Do outro lado do Sul do Brasil, Emerson José Zabott vive outra forma de itinerância. Artesão de 51 anos, ele mora em Palhoça (SC), na Guarda do Embaú, praia paradisíaca conhecida mundialmente como a 9ª Reserva Mundial do Surf. Há 26 anos mora na rua e ao longo da vida percorreu o Brasil vendendo pulseiras, colares e peças feitas à mão. Desde que perdeu os pais, há quatro anos, passa o Natal longe da cidade onde nasceu.

“Minha mãe faleceu dia 22 de dezembro. Depois disso, não voltei mais para casa. Agora é eu, o Peter e a Cindy Lauper”, diz, referindo-se aos dois cães que o acompanham. Para Emerson, a rua também oferece laços. “A família de verdade é a que tu encontra na estrada. A gente se junta, faz um peixe, divide o que tem.”

É pelas poucas ruas do centrinho da vila da Guarda, que Emerson, conhecido como Salame, passa seus dias. O apelido veio da infância, quando pegou a produção dos pais e fugiu com amigos para um acampamento. Em setembro desse ano, a renda que obtém com a venda do artesanato e ajuda da comunidade, conseguiu alugar um espaço para ele os cães.

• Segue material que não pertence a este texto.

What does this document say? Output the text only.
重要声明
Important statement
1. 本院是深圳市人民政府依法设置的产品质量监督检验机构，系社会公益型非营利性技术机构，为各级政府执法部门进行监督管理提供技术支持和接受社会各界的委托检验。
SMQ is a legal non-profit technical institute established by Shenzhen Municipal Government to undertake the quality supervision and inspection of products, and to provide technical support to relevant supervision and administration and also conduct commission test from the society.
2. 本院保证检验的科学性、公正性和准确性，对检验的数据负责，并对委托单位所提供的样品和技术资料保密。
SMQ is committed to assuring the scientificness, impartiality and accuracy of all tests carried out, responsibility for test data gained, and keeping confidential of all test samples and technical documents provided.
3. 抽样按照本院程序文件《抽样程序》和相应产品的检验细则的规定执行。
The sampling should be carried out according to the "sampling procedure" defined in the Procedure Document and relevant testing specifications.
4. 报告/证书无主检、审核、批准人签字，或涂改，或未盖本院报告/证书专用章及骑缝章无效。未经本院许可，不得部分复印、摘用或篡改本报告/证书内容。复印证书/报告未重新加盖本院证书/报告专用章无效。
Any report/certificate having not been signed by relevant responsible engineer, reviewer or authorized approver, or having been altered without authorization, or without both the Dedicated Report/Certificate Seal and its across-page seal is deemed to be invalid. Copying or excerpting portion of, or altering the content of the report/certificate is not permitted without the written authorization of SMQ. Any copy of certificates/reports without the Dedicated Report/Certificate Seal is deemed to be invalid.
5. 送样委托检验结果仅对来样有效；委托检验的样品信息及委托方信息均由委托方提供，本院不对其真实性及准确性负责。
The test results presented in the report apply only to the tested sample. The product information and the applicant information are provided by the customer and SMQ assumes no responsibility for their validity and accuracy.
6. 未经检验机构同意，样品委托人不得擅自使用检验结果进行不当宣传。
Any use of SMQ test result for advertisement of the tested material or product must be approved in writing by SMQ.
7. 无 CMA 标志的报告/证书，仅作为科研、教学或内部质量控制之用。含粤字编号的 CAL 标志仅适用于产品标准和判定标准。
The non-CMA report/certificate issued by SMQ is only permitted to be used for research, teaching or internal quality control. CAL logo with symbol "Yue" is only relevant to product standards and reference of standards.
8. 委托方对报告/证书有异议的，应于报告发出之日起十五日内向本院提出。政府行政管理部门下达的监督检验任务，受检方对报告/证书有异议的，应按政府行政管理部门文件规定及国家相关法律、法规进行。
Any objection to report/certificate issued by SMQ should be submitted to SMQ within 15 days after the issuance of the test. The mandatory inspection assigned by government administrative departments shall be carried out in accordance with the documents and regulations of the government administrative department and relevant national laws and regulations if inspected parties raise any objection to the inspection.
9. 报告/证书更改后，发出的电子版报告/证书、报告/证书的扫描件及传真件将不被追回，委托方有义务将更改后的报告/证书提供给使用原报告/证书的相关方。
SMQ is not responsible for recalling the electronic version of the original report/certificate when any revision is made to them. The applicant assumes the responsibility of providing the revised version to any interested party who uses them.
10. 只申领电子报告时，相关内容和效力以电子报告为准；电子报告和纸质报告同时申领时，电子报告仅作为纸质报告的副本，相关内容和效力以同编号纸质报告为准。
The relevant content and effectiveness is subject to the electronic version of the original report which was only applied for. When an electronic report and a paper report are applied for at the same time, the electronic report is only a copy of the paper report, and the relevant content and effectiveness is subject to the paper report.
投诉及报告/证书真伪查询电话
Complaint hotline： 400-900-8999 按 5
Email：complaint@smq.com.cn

“Já tive carro, já tive casa, já tive um monte de coisa. Mas a vida que eu levo agora, por exemplo, eu estou a três quadras da praia”. Emerson diz que o Natal seguirá sendo vivido na rua. “Minha casa é onde eu e meus cachorros estamos. A rua é nossa. Ali é que a gente encontra outros iguais, e do nada vira uma festa.”

As histórias de Jerônimo e Emerson expõem a rotina de quem, apesar do abandono, não deixam de sentir. Entre rejeição, resiliência e tentativas de recomeço, seguem buscando algum tipo de conexão. No Natal, enquanto muitos buscam presentes, eles buscam presença. Às vezes, um aceno basta.